I got on and did some more painting and Huffle looked for more doctors and then went out and cleared the leaves (just like his Dad). He stayed out there until it was time for me to pick the kids up.
While he was out there, I carried on painting the cupboards, skyped Moo and had a good moan to her and then skyped LizzieDotDot. I probably wasn't much company to her, I will have to ring again when I am more normal. She showed me photos of her Halloween boys. They couldn't have their usual face paint this year as they school photos were the next day - bad timing. Someone cocked up there (school!). They also trick or treated the Vicars house (which I find hilarious) and were given a chocolate cross and a lecture on All Saints Day. Even more hilarious. Well done DotDot boys. I went and picked the kids up. Smallest was feeling worse and looked a little pale. Small and I decided to go to the walk-in doctors with our feet and I dropped Smallest off with Huffle. (Though maybe I should have taken Smallest with me too). They cuddled on the sofa and watched TV and played a few games.
Small and I didn't have to wait too long. We saw the nurse who took our details. Then a really nice doctor saw us. He diagnosed Plantar Facilitis (just what my friend S said). He has given me some exercises to do morning and night and told me to carry on walking if I want to. If it is no better in two weeks, to go back and see him (he told me what days he is there). He also gave me a name of a specialist who can check it out for me for free and if I need any orthotics, will refer me back to the doctor who can prescribe something so we can get it through the insurance. I asked if he knew of any doctors as we were struggling to find one and he said "yes, me, but not for one or two years". What a shame. He said he didn't want to just send me to a Podiatrist as he wasn't sure about them all! He said he would only refer people to specialists he knew! He looked at Small and said he didn't want to do anything with him at the moment, he wanted to leave it for three weeks and see if he improved and if he didn't, we were to come back. He checked both of our chests and my throat and told us to go. Wish he could be our doctor but I don't think we can wait two years!

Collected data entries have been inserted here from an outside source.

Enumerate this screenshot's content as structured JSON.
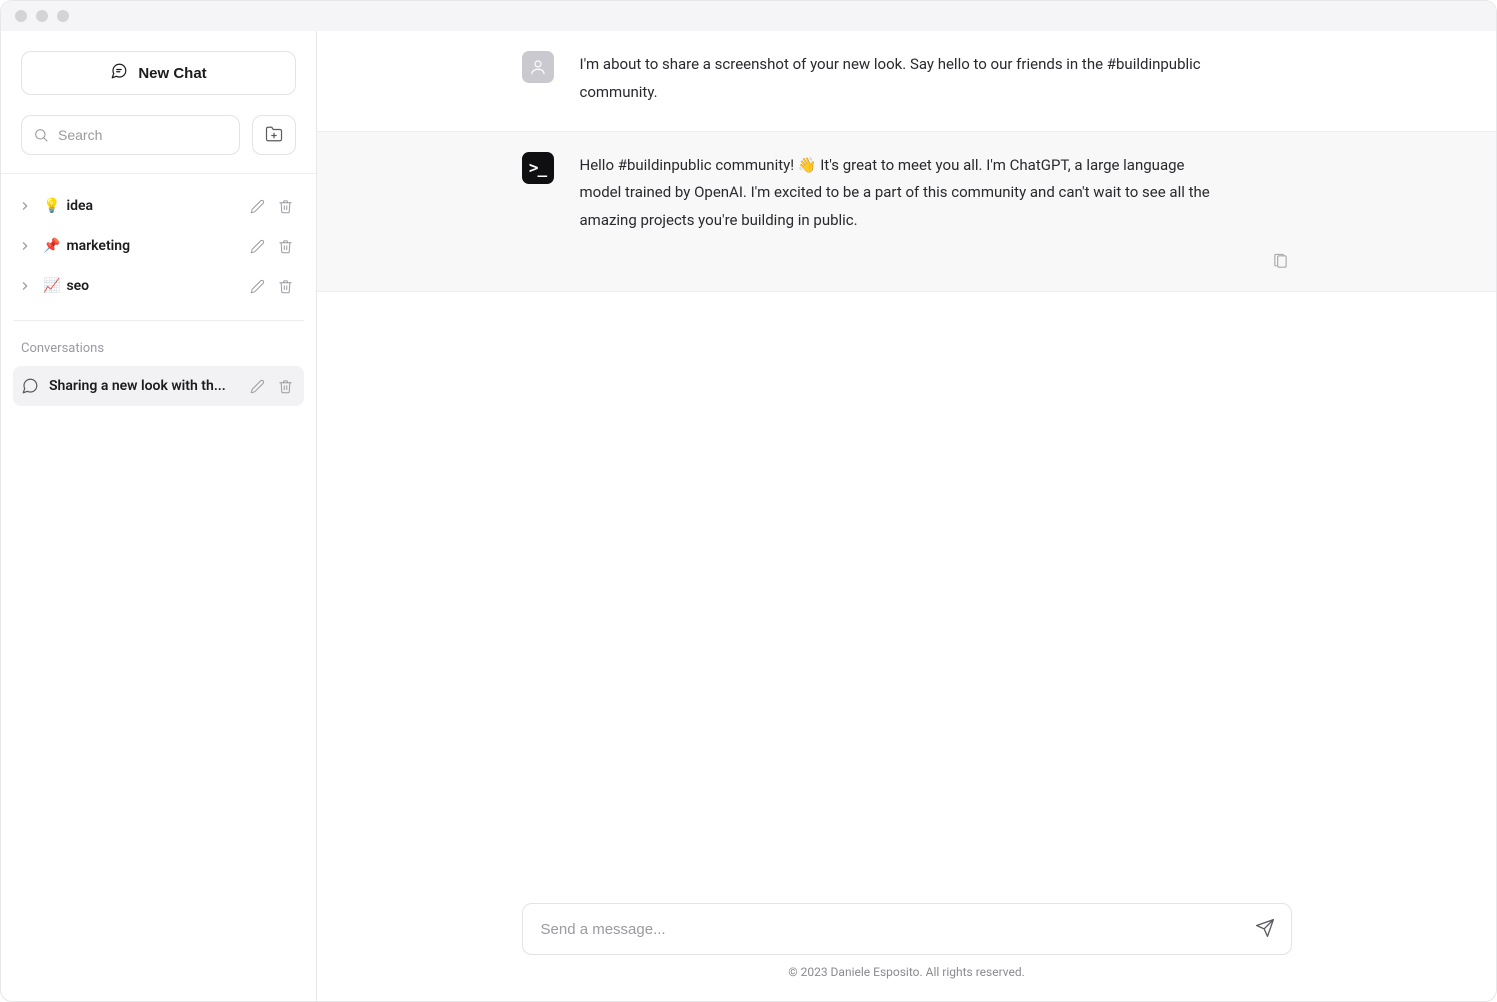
{
  "sidebar": {
    "newChatLabel": "New Chat",
    "searchPlaceholder": "Search",
    "folders": [
      {
        "emoji": "💡",
        "label": "idea"
      },
      {
        "emoji": "📌",
        "label": "marketing"
      },
      {
        "emoji": "📈",
        "label": "seo"
      }
    ],
    "conversationsLabel": "Conversations",
    "conversations": [
      {
        "title": "Sharing a new look with th..."
      }
    ]
  },
  "messages": [
    {
      "role": "user",
      "text": "I'm about to share a screenshot of your new look. Say hello to our friends in the #buildinpublic community."
    },
    {
      "role": "assistant",
      "text": "Hello #buildinpublic community! 👋 It's great to meet you all. I'm ChatGPT, a large language model trained by OpenAI. I'm excited to be a part of this community and can't wait to see all the amazing projects you're building in public."
    }
  ],
  "composer": {
    "placeholder": "Send a message..."
  },
  "footer": "© 2023 Daniele Esposito. All rights reserved."
}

We went next door to the supermarket, picked up a pizza (yes another one) and drove home.
Smallest wouldn't eat much, Small ate too much and Huffle and I had a couple of pieces. We sat in front of the TV and watched Hocus Pocus. Huffle ironed his shirts (he's a good boy!).

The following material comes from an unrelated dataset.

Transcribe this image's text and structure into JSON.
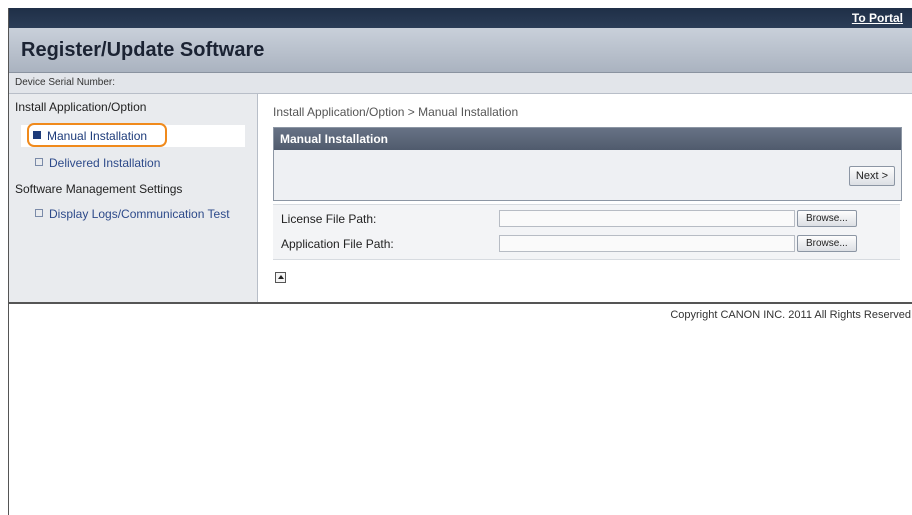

I feel a bit better. At least my foot has been diagnosed (although I knew what it was). At least I don't have to worry about Small's feet (yet). Hopefully smallest will feel better tomorrow (he is supposed to be at school). I should be having coffee with my Welsh friend and then going to my knitting group. We'll see!
3 comments:
Oh famfa, hope it helped to blog, it's possibly a little cathartic to write about it. It makes me feel quite helpless and want to get on a plane and bring you all home, but i know that's not the answer. To read about the boys lack of friends is especially difficult to read without a tear or two, I didn't make it. One more day and its weekend, perhaps plan something really nice together. xx
It does help to blog. It's a release. It can't all be wonderful. The boys do have friends but not like they did in England, I'm sure it takes time. I could have come home yesterday but I too don't think that's the answer. Need to get everyone fit and healthy x
Still reading daily and reading what you have written today makes me feel sad too, I guess some days are worse than others and must be so hard being in another country, just a thought but can the lady at the library or someone at the school help you with finding a doctor etc they must have some local knowledge?
Glad you have found a doctor to diagnose your feet, have you got the gel inserts for your shoes? Although they don't make the problem go away they do seem to help a little when I walk a lot and of course ibuprofen when it gets too bad!